Round two kicks off as Google plans to re-enter Chinese market

Search engine Google has renewed its efforts to enter China, with reports the company is reopening its offices in the Asian country.

And while the news may come as a surprise to industry commentators, it seems that the company has been looking at ways to improve its working relations with authorities in the region for some time.

News publication the Wall Street Journal reports that the internet company is softening its approach toward China, after the search engine made the decision to move its operations out of the country amid confrontations with authorities over censorship claims.

The paper said: "The search engine is hiring more engineers, salespeople and product managers in China and working to introduce new services for Chinese consumers, according to Daniel Alegre, Google's top executive in China."

Describing the decision as a "pragmatic" one, it would appear that both Mr Alegre and his employer feel that the market opportunities in the region are simply too numerous to ignore.
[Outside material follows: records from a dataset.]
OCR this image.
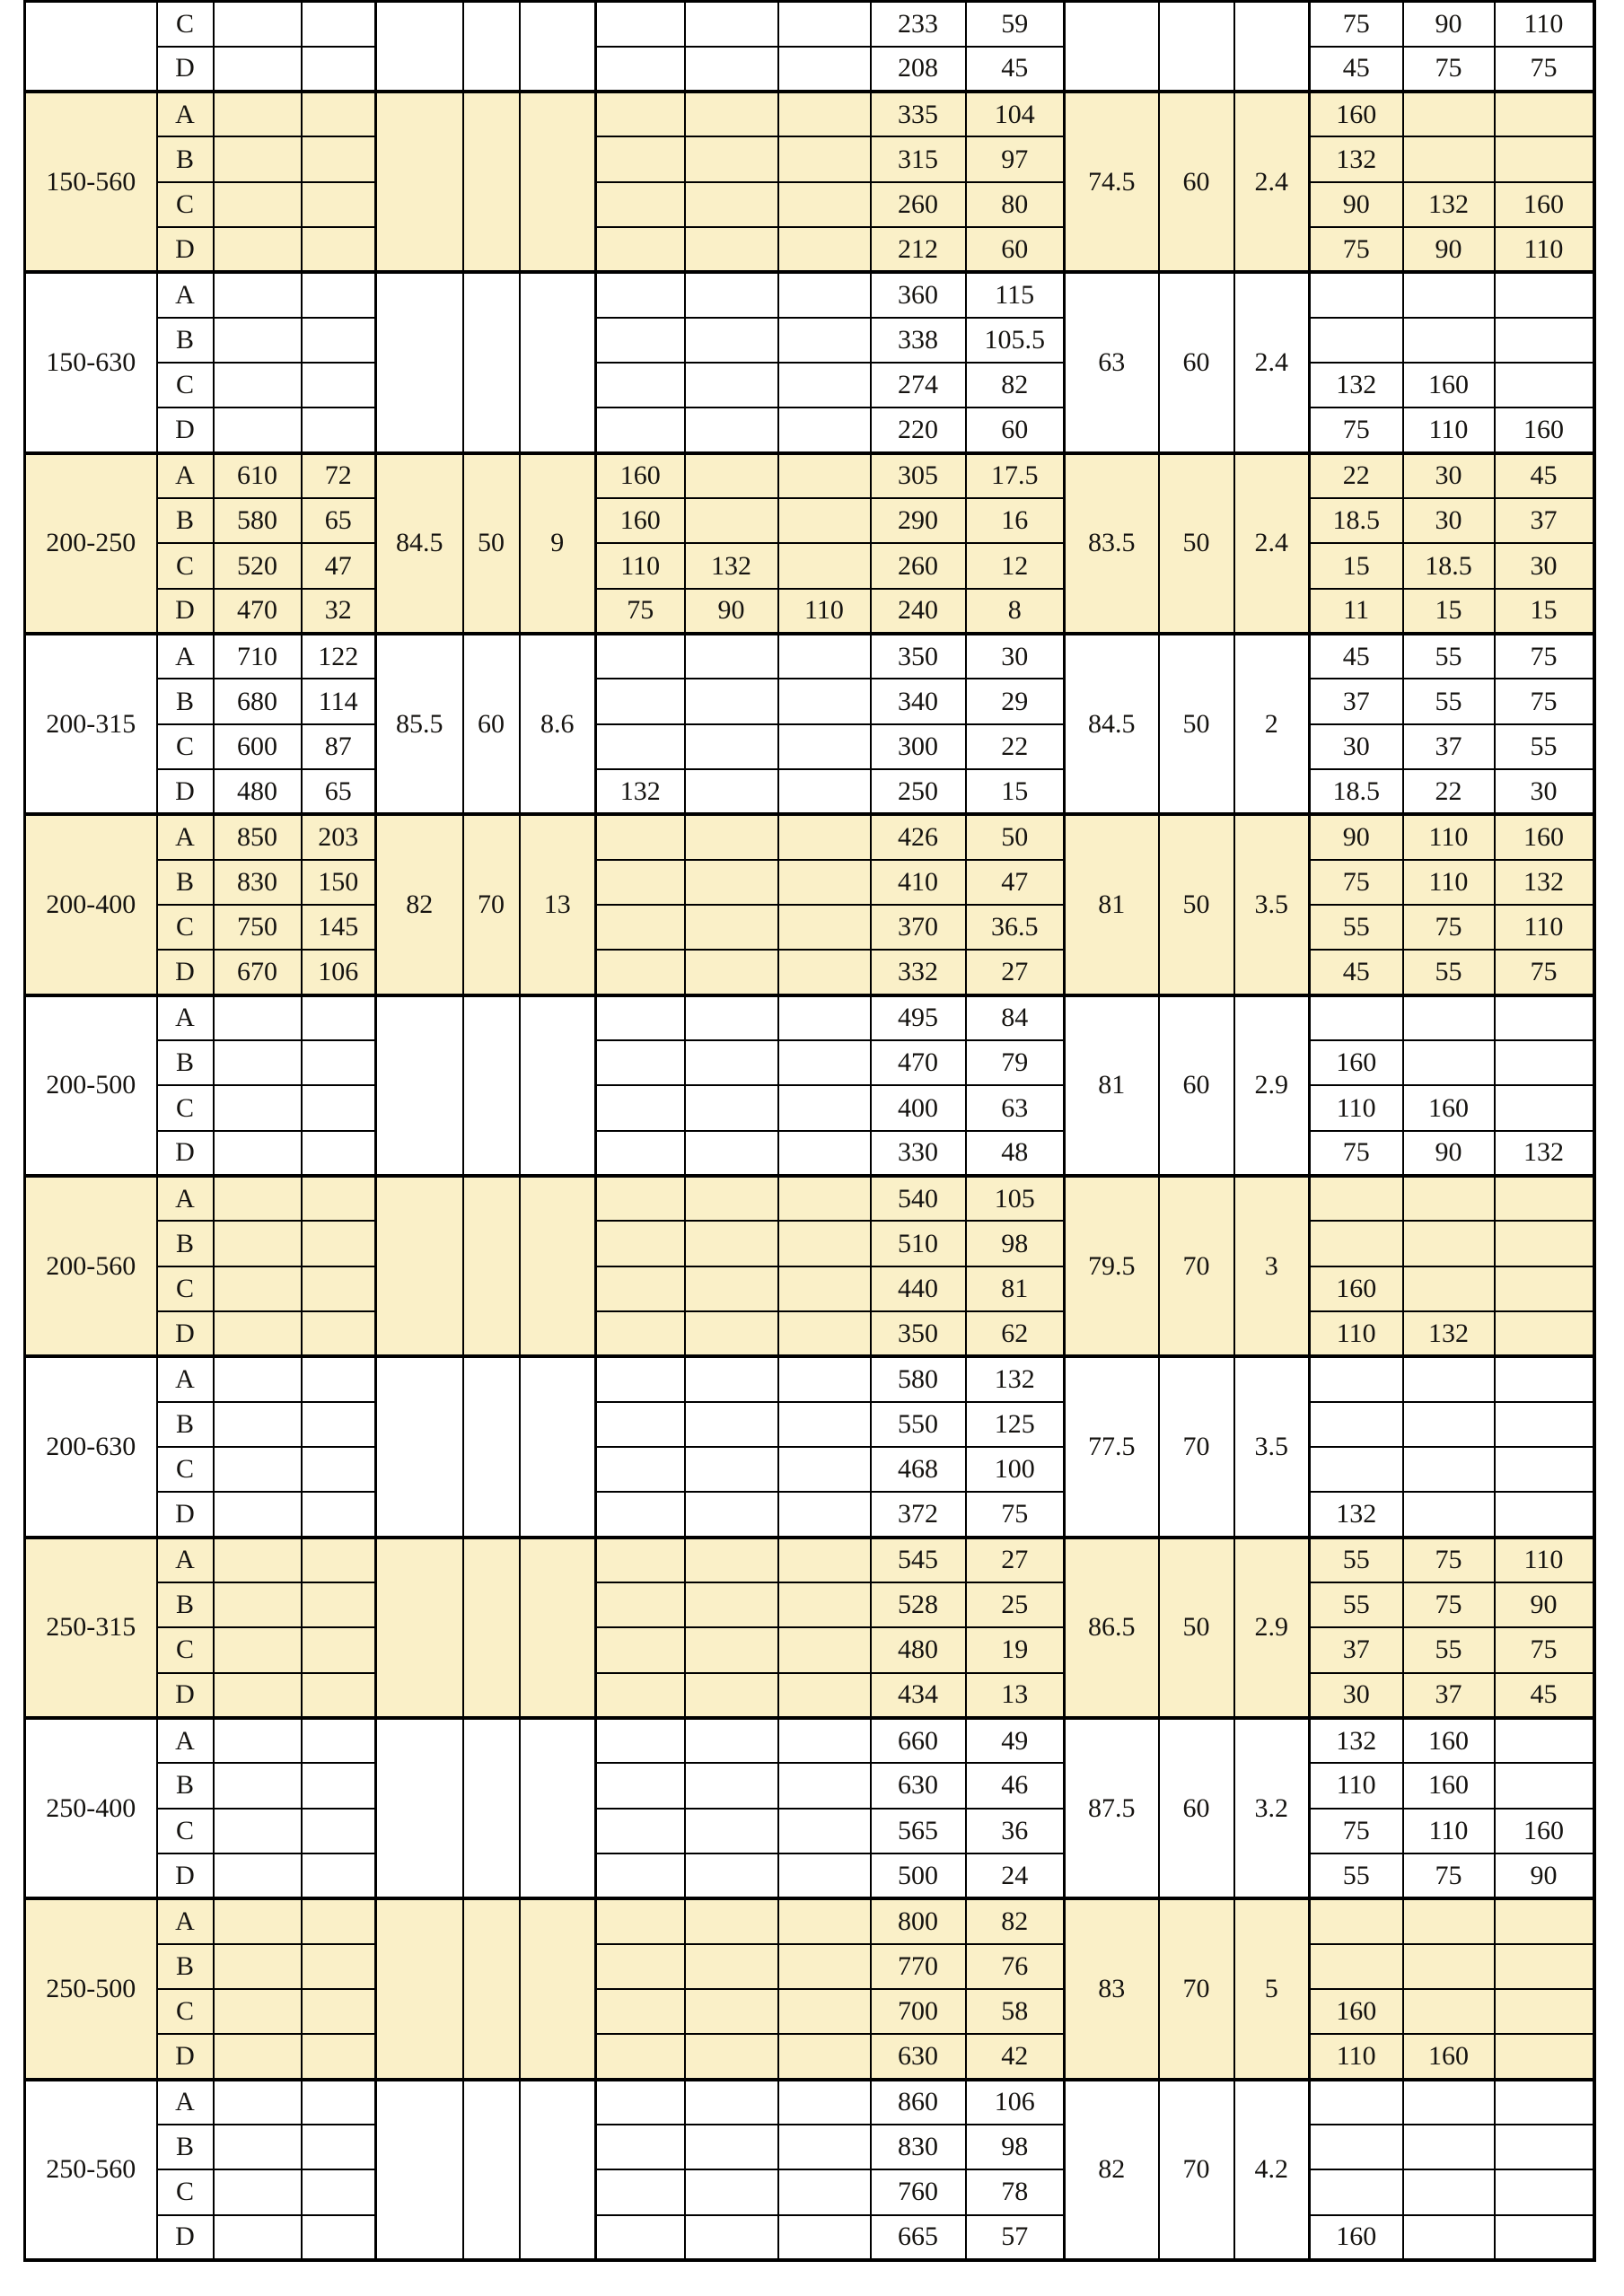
	C									233	59				75	90	110
	D									208	45				45	75	75
150-560	A									335	104	74.5	60	2.4	160		
	B									315	97				132		
	C									260	80				90	132	160
	D									212	60				75	90	110
150-630	A									360	115	63	60	2.4			
	B									338	105.5						
	C									274	82				132	160	
	D									220	60				75	110	160
200-250	A	610	72	84.5	50	9	160			305	17.5	83.5	50	2.4	22	30	45
	B	580	65				160			290	16				18.5	30	37
	C	520	47				110	132		260	12				15	18.5	30
	D	470	32				75	90	110	240	8				11	15	15
200-315	A	710	122	85.5	60	8.6				350	30	84.5	50	2	45	55	75
	B	680	114							340	29				37	55	75
	C	600	87							300	22				30	37	55
	D	480	65				132			250	15				18.5	22	30
200-400	A	850	203	82	70	13				426	50	81	50	3.5	90	110	160
	B	830	150							410	47				75	110	132
	C	750	145							370	36.5				55	75	110
	D	670	106							332	27				45	55	75
200-500	A									495	84	81	60	2.9			
	B									470	79				160		
	C									400	63				110	160	
	D									330	48				75	90	132
200-560	A									540	105	79.5	70	3			
	B									510	98						
	C									440	81				160		
	D									350	62				110	132	
200-630	A									580	132	77.5	70	3.5			
	B									550	125						
	C									468	100						
	D									372	75				132		
250-315	A									545	27	86.5	50	2.9	55	75	110
	B									528	25				55	75	90
	C									480	19				37	55	75
	D									434	13				30	37	45
250-400	A									660	49	87.5	60	3.2	132	160	
	B									630	46				110	160	
	C									565	36				75	110	160
	D									500	24				55	75	90
250-500	A									800	82	83	70	5			
	B									770	76						
	C									700	58				160		
	D									630	42				110	160	
250-560	A									860	106	82	70	4.2			
	B									830	98						
	C									760	78						
	D									665	57				160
According to the WSJ the company is "aiming to capitalise on its fast-growing Android operating system for mobile devices, online-advertising and product-search services to grow in China."

In 2010, David Drummond, SVP, corporate development and chief legal officer, said the company needed to review its approach toward one of the world's largest internet markets.

"The decision to review our business operations in China has been incredibly hard, and we know that it will have potentially far-reaching consequences," he wrote.

Mr Drummond said Google is looking to pursue its original plan to launch an unfiltered search engine in China, but it would need to plan a way to go about this initative without upsetting local laws.

"We have decided we are no longer willing to continue censoring our results on Google.cn, and so over the next few weeks we will be discussing with the Chinese government the basis on which we could operate an unfiltered search engine within the law, if at all."

However, it seems that Google feels there may be opportunities to push its business in the Chinese market.